Polls and pols in Fairfax County have long said that the No. 1 citizen concern is traffic and an insufficient road network. That would seem to ensure easy passage for the proposed $134.4 million bond issue for major road improvements around the county in this fall's referendum.

But prominent local citizens in favor of the bond issue are taking no chances on its success, which would allow the county to borrow money to build two segments of the cross-county Springfield Bypass, as well as undertake 12 other road widening and construction projects.

At a news conference yesterday at George Mason University, a group calling itself the Coalition for Balanced Transportation announced that it had been formed to promote the bond issue, and plans to spend about $50,000 in the effort.

"We are in a race against time to build a transportation system that will sustain economic growth," said George Mason President George W. Johnson, chairman of the group of business and civic leaders.

Taxes will not be increased to pay for the borrowing if the bond issue is approved, according to the coalition.

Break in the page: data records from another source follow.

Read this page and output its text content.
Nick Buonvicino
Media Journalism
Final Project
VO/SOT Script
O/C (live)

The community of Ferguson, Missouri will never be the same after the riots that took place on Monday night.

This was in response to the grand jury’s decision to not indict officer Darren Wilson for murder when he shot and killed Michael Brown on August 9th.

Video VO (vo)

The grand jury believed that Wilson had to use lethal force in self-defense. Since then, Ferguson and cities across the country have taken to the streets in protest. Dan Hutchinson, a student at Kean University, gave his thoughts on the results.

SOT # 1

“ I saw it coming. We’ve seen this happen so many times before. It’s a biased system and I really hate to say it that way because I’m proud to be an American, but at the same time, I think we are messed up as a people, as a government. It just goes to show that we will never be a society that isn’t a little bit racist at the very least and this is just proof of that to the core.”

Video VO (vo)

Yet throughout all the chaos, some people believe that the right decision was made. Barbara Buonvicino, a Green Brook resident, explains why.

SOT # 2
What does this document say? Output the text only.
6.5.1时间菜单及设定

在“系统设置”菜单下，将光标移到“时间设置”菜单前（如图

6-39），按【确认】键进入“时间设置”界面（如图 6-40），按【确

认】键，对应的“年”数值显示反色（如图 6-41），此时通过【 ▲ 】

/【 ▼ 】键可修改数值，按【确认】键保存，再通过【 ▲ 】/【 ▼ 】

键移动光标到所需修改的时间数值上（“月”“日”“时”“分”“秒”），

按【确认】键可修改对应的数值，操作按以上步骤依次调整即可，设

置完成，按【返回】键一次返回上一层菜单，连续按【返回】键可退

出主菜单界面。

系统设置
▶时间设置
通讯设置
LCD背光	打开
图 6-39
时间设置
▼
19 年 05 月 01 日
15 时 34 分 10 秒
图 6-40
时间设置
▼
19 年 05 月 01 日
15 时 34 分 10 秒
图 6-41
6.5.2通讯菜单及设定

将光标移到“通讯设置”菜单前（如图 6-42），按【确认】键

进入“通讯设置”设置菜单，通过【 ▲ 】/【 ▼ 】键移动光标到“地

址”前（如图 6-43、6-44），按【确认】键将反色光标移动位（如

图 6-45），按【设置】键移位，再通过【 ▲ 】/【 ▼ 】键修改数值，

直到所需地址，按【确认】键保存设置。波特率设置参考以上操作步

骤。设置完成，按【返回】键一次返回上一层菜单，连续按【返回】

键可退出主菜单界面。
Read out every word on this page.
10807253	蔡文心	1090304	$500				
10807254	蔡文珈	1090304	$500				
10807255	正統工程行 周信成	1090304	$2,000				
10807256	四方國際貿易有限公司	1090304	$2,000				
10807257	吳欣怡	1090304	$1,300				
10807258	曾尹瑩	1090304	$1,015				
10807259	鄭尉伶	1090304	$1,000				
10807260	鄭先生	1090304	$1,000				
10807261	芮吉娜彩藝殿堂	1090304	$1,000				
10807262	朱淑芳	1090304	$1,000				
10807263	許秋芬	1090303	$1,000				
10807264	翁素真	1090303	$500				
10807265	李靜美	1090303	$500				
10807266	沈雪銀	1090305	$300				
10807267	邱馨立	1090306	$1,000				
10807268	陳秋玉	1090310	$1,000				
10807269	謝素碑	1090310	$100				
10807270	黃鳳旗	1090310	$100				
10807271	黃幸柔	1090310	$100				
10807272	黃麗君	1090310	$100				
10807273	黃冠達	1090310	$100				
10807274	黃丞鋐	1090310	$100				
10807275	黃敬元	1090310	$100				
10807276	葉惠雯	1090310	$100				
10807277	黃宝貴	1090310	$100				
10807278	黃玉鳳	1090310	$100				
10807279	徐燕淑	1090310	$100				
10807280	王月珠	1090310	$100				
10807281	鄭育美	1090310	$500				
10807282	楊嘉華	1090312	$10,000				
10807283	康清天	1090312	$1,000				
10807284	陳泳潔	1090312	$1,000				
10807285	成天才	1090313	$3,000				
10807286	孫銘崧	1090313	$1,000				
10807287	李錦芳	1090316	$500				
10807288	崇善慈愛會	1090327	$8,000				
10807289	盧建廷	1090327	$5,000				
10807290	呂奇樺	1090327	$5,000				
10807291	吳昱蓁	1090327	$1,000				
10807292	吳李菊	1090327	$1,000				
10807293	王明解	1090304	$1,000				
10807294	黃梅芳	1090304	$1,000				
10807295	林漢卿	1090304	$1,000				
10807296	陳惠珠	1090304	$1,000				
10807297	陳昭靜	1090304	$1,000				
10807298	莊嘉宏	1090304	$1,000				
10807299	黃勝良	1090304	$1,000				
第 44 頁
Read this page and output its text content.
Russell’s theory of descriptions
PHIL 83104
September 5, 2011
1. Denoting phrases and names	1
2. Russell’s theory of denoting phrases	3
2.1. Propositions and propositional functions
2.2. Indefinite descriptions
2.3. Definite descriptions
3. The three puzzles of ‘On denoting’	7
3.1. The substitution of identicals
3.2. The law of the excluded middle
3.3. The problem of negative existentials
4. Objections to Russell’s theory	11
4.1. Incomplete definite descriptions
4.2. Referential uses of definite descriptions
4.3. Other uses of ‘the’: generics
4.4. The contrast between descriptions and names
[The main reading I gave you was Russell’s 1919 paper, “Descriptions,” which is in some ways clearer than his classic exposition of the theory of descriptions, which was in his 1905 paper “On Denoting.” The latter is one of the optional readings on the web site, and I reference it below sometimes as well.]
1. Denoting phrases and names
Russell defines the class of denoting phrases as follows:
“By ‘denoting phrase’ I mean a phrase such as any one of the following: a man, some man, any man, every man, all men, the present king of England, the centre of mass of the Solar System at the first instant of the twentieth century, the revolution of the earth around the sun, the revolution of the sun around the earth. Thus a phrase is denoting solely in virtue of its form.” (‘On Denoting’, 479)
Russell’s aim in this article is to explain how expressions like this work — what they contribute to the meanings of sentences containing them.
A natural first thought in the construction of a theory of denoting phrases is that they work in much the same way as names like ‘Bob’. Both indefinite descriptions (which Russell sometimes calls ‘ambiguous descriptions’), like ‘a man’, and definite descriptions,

Asked whether the coalition would stress that forecast in its public education campaign this fall, Johnson responded: "The economic prosperity of Northern Virginia . . . is absolutely dependent on getting a balanced transportation system in place."

Fairfax is one of the few jurisdictions in Virginia to borrow money on its own for road construction, a function traditionally handled by the Virginia Department of Highways and Transportation. But the highway department is financially strapped, and some localities have urged a statewide bond referendum for roads.

A committee of the Virginia Association of Counties last month recommended that the state put a $500 million road bond issue up for referendum as soon as possible.

The panel's recommendation, scheduled to be considered by the VACO executive board next week, urges that the statewide referendum include a list of specific road projects that would be funded by the $500 million.

That plan is seen by some as a possible compromise between the state's urban and suburban jurisdictions, on the one hand, and rural areas, on the other, over how the money raised in a statewide bond issue would be distributed.

But Fairfax County officials say they oppose a statewide road bond that would list specific projects, citing the likelihood that primary roads designed for travel around the state would be favored at the expense of secondary roads, which benefit more populous counties.

Many urban and suburban jurisdictions, including Fairfax, favor an allotment of the funds according to the existing formula of the state highway department, while rural counties would like more state funds channeled toward primary roads, on which they depend heavily.

The campaign for this year's road bond in Fairfax is likely to gear up after Labor Day, when voters return from vacation and public attention focuses on the Nov. 5 referendum.